To the editors:
Anthony Adler’s review of Too Much Light Makes the Baby Go Blind (Reader, 3 February) spoils his otherwise astute observations with the throwaway and inaccurate claim for the “futurists’ affinity for fascism.” As a matter of fact, despite Marinetti (the self-declared “leader”) and his ardent imitation of Mussolini, art and culture in Italy at the time were not harnessed to the services of a “Ministry of Propaganda” to the extent that they were in Nazi Germany, where any artistic experiment was immediately denounced as decadent. I certainly wouldn’t want your readers to underestimate the brutal political repression by the Fascists, but you shouldn’t simply ignore the fact that many in Italy chose (and were largely allowed) to ignore the propaganda demands of the regime. (See Futurist Performance by Michael and Victoria Kirby–published by PAJ–for more info.)
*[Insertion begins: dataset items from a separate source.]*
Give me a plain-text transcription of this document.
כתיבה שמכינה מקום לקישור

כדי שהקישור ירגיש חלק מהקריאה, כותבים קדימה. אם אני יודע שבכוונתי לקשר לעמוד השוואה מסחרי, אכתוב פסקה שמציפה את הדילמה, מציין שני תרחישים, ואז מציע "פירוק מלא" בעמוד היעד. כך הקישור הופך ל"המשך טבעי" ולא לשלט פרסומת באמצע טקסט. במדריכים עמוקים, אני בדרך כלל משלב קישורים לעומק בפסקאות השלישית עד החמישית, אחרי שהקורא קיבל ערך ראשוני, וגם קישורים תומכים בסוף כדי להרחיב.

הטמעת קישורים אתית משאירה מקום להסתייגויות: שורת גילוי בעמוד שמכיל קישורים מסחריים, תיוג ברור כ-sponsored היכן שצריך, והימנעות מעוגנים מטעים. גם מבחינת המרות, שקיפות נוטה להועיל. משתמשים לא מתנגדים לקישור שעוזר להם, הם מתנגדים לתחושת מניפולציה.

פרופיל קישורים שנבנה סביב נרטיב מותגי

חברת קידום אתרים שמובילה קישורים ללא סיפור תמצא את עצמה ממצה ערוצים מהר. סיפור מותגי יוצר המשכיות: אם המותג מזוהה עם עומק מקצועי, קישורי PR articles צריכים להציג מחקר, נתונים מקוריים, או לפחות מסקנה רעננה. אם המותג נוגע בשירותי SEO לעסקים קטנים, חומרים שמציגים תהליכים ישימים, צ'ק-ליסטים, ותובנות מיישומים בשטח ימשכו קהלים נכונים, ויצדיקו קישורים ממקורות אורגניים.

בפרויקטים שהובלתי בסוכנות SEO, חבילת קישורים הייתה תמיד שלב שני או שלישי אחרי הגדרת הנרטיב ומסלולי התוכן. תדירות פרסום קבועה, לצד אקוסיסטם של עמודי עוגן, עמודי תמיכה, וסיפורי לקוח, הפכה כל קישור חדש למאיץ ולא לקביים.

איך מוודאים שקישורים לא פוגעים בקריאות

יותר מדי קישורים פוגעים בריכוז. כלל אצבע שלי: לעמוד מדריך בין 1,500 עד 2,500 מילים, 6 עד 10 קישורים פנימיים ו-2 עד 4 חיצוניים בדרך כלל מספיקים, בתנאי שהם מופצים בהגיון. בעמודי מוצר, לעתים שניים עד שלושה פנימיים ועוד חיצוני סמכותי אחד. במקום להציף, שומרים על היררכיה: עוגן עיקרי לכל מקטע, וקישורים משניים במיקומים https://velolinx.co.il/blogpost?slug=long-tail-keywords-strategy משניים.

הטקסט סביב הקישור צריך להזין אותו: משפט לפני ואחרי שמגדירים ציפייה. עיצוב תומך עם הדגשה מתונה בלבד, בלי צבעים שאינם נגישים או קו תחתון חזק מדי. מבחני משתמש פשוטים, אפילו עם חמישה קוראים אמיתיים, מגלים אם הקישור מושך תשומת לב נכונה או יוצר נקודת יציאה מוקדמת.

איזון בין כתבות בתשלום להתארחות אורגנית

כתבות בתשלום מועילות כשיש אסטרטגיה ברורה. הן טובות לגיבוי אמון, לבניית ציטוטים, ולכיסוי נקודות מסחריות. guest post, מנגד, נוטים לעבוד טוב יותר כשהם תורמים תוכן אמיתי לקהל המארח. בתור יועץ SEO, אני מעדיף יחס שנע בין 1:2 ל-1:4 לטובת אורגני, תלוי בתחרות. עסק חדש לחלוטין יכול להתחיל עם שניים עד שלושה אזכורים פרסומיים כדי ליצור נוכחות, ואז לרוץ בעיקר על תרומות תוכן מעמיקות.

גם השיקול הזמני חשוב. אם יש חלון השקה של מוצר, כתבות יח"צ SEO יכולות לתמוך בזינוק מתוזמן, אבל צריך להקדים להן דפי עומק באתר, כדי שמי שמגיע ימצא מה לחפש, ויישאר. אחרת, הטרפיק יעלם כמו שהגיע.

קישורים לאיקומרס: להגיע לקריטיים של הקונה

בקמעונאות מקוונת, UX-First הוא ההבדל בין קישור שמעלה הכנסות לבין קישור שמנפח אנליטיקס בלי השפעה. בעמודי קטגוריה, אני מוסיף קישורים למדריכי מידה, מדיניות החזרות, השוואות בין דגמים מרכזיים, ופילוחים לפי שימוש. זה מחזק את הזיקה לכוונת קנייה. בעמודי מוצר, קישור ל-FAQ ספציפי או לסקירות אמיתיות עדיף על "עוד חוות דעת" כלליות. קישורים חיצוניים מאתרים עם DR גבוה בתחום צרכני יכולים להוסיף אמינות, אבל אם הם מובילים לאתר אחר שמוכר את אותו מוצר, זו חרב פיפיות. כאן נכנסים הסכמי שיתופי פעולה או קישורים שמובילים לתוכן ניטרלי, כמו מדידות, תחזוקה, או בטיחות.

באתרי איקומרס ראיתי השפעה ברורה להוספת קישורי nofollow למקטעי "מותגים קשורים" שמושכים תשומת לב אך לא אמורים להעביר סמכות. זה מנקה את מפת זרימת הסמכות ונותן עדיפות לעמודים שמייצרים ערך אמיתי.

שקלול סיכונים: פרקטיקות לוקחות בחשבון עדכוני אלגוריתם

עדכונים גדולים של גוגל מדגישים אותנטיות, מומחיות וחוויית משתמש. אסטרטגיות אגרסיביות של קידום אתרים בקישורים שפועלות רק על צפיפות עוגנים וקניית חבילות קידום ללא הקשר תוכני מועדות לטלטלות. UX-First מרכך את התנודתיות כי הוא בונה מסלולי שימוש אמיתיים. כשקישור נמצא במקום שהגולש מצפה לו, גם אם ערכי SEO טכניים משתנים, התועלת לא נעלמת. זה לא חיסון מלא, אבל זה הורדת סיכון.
In addition to distorting the facts, that casual remark can only discourage Stage Left and other enterprising companies from trying out material from the historical avant-garde and breaking down the often mindless complacency about the superiority of the contemporary and the down-home American in this town’s theatre. NOT FAIR.
Loren Kruger
E. 59th Street
Anthony Adler replies:
Talk sense, Loren. Your comments about the comparative liberality of Italian fascists are completely–and rather bizarrely–immaterial. Of course the futurists had an affinity for fascism. The very text you cite, Kirby and Kirby’s Futurist Performance, grudgingly acknowledges that “It is true that many of the Futurists were Fascists. It is true that Marinetti, as early as 1914, was a good friend of Benito Mussolini; that Roma Futurista, a daily newspaper printed to publicize the movement, also contained articles praising the future dictator, and that later Futurists publications were sometimes dedicated to him or contained his picture.”